Hâlihazırda, Sendika ve İş İlişkileri Uyum Yasası (TULRAA) temel olarak işçi ve işveren arasındaki ilişkiye dayalı olarak uygulanmaktadır. Ancak, sendikaların mücadelesi ve dava faaliyetleri sayesinde kanundaki ‘işçi’ tanımı genişletilmiş olsa da, hâlâ sendikaya üye olamayan ve sendika kurma yetkisine sahip fakat işvereniyle müzakere edemeyen çok sayıda işçi bulunmaktadır. Bu bağlamda, KCTU, TULRAA’daki ‘işçi’ ve ‘işveren’ tanımına ilişkin hükmün yenilenmesini talep etmektedir. Buna ek olarak, Çalışma Standardı Yasası sadece 5 veya daha fazla kadrolu çalışanı olan işyerlerinde uygulanmaktadır. Bu hüküm, pek çok işçiyi işyerindeki hakların en alt satırındaki korumanın dışında tutmaktadır. Dolayısıyla ‘Tüm işçi sınıfı için işçi yasası’ KCTU’nun iş kanunun gözden geçirilmesi talebinin ana sloganıdır.

20 Ekim’de gerçekleştirilecek genel grevde neler amaçlıyorsunuz ve talepleriniz nelerdir? Emek sınıfından grevinize yoğun bir katılım bekliyor musunuz?
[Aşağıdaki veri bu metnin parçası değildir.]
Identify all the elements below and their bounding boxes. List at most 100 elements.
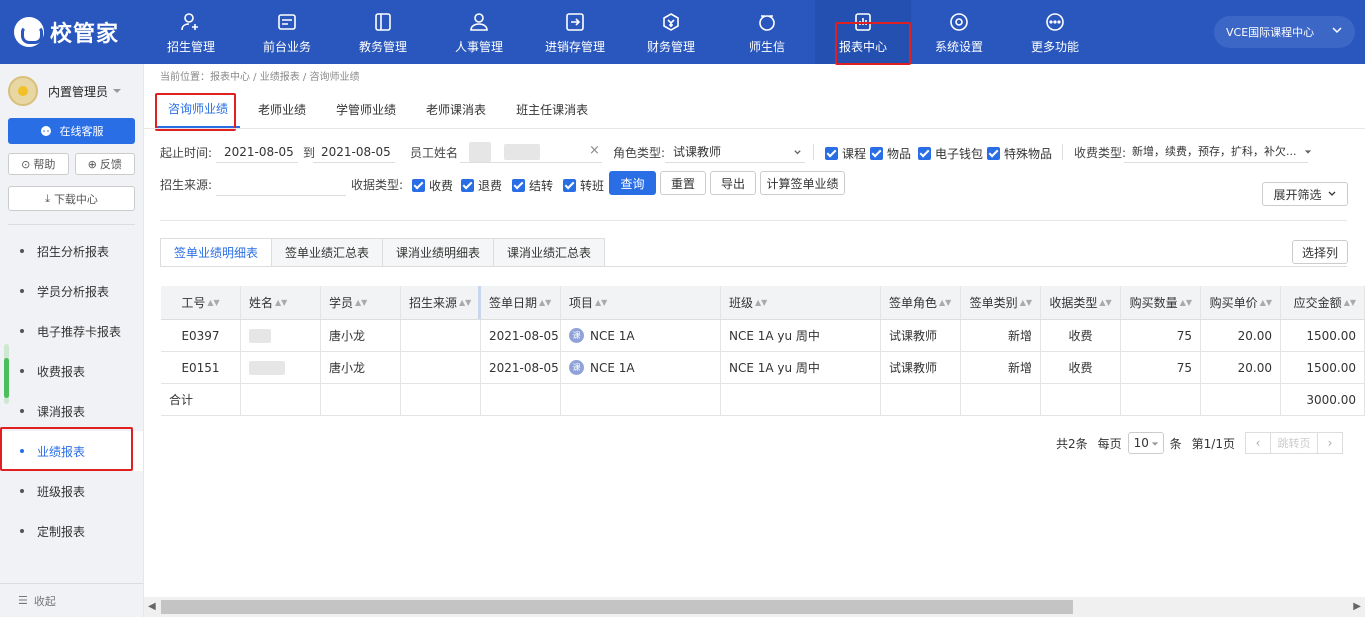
tab-advisor-performance[interactable]: 学管师业绩 — [324, 90, 408, 128]
logo-icon — [14, 17, 44, 47]
sort-icon: ▲▼ — [1099, 298, 1112, 307]
tab-sign-summary[interactable]: 签单业绩汇总表 — [272, 238, 384, 267]
download-icon: ⤓ — [45, 191, 50, 205]
sidebar-item-custom-report[interactable]: 定制报表 — [0, 511, 143, 551]
chat-icon — [759, 15, 775, 31]
scroll-left-icon[interactable]: ◀ — [148, 601, 156, 612]
cell-role: 试课教师 — [881, 352, 961, 383]
col-header-id[interactable]: 工号 ▲▼ — [161, 286, 241, 319]
table-row[interactable]: E0151 唐小龙 2021-08-05 课 NCE 1A NCE 1A yu 周… — [161, 352, 1365, 384]
feedback-button[interactable]: ⊕ 反馈 — [74, 153, 135, 175]
tab-consultant-performance[interactable]: 咨询师业绩 — [156, 90, 241, 128]
tab-teacher-consumption[interactable]: 老师课消表 — [414, 90, 498, 128]
sidebar-item-consumption-report[interactable]: 课消报表 — [0, 391, 143, 431]
nav-hr[interactable]: 人事管理 — [431, 0, 527, 64]
help-button[interactable]: ⊙ 帮助 — [8, 153, 69, 175]
nav-enrollment[interactable]: 招生管理 — [143, 0, 239, 64]
sort-icon: ▲▼ — [1179, 298, 1192, 307]
checkbox-icon — [987, 147, 1000, 160]
nav-finance[interactable]: 财务管理 — [623, 0, 719, 64]
nav-reports[interactable]: 报表中心 — [815, 0, 911, 64]
cell-project: 课 NCE 1A — [561, 352, 721, 383]
calc-performance-button[interactable]: 计算签单业绩 — [760, 171, 845, 195]
tab-sign-detail[interactable]: 签单业绩明细表 — [160, 238, 273, 267]
date-from-input[interactable]: 2021-08-05 — [216, 141, 298, 163]
tab-teacher-performance[interactable]: 老师业绩 — [246, 90, 318, 128]
prev-page-button[interactable]: ‹ — [1245, 432, 1271, 454]
col-header-qty[interactable]: 购买数量 ▲▼ — [1121, 286, 1201, 319]
nav-inventory[interactable]: 进销存管理 — [527, 0, 623, 64]
sidebar-item-referral-report[interactable]: 电子推荐卡报表 — [0, 311, 143, 351]
checkbox-carryover[interactable]: 结转 — [512, 177, 553, 194]
checkbox-icon — [512, 179, 525, 192]
col-header-amount[interactable]: 应交金额 ▲▼ — [1281, 286, 1365, 319]
date-to-input[interactable]: 2021-08-05 — [313, 141, 395, 163]
feedback-label: 反馈 — [99, 158, 122, 171]
app-logo[interactable]: 校管家 — [14, 14, 119, 50]
scrollbar-thumb[interactable] — [161, 600, 1073, 614]
col-header-category[interactable]: 签单类别 ▲▼ — [961, 286, 1041, 319]
nav-academic[interactable]: 教务管理 — [335, 0, 431, 64]
fee-type-select[interactable]: 新增，续费，预存，扩科，补欠... — [1124, 141, 1308, 163]
col-header-project[interactable]: 项目 ▲▼ — [561, 286, 721, 319]
online-service-button[interactable]: 在线客服 — [8, 118, 135, 144]
user-menu[interactable]: 内置管理员 — [8, 76, 122, 106]
clear-staff-icon[interactable]: × — [589, 143, 600, 158]
checkbox-charge[interactable]: 收费 — [412, 177, 453, 194]
query-button[interactable]: 查询 — [609, 171, 656, 195]
download-center-button[interactable]: ⤓ 下载中心 — [8, 186, 135, 211]
scroll-right-icon[interactable]: ▶ — [1353, 601, 1361, 612]
checkbox-refund[interactable]: 退费 — [461, 177, 502, 194]
select-columns-button[interactable]: 选择列 — [1292, 240, 1348, 264]
col-header-name[interactable]: 姓名 ▲▼ — [241, 286, 321, 319]
tab-consume-detail[interactable]: 课消业绩明细表 — [383, 238, 495, 267]
help-icon: ⊙ — [21, 157, 31, 171]
col-header-price[interactable]: 购买单价 ▲▼ — [1201, 286, 1281, 319]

20 Ekim’deki ulusal grevin temel talepleri üç alanda özetleniyor. İlk olarak, iş kanunlarının tamamen gözden geçirilmesini talep ediyoruz. Kore, Uluslarası Çalışma Örgütü’nün (ILO) bazı sözleşmelerini onayladı. Ancak yasalar, temel işçi haklarının kullanılması konusunda hâlâ çok gerici ve işletme düzeyindeki emek-yönetim ilişkisine dayanmakta. Bu nedenle tüm işçiler için temel hakları kolaylaştırmak adına yasanın niteliğini değiştirecek bir yenileme talep ediyoruz. Yasa yeniliği ile ilgili bir diğer önemli talep, Çalışma Standartları Yasası’nın çalışma durumları ve işyerinin büyüklüğü ne olursa olsun tüm çalışanları kapsayıcı hale getirecek şekilde revize edilmesi. İkinci olarak, iklim değişikliğinin, ekonominin dijitalleşmesinin ve demografik değişimin etkileriyle karşı karşıya kalındığı göz önüne alınırsa sendikaların sürece aktif olarak dahil olabilmesi ve değişimin yönüne öncülük edebilmesi için bir “adil geçiş” çerçevesi talep ediyoruz. Bunun için işçilerin sendika aracılığıyla etkin temsili ve toplu sözleşme hakkı (özellikle işletme düzeyinin ötesinde) güçlendirilmelidir. Üçüncüsü, pandemi sırasında kamu hizmetinin stratejik değeri vurgulandı. Özellikle bakım ekonomisi üzerindeki kamu denetiminin önemi daha da belirginleşti. Aynı zamanda birçok işçi, pandemi nedeniyle istihdam ve sağlık krizi sırasında İstihdam Sigortası Programı ve ücretli hastalık izni gibi sosyal hakların dışında bırakıldı. Dolayısıyla üçüncü talebimiz, kamu ve sosyal hizmetlerin güçlendirilmesi ve sosyal koruma sisteminin evrensel olarak uygulanmasıdır.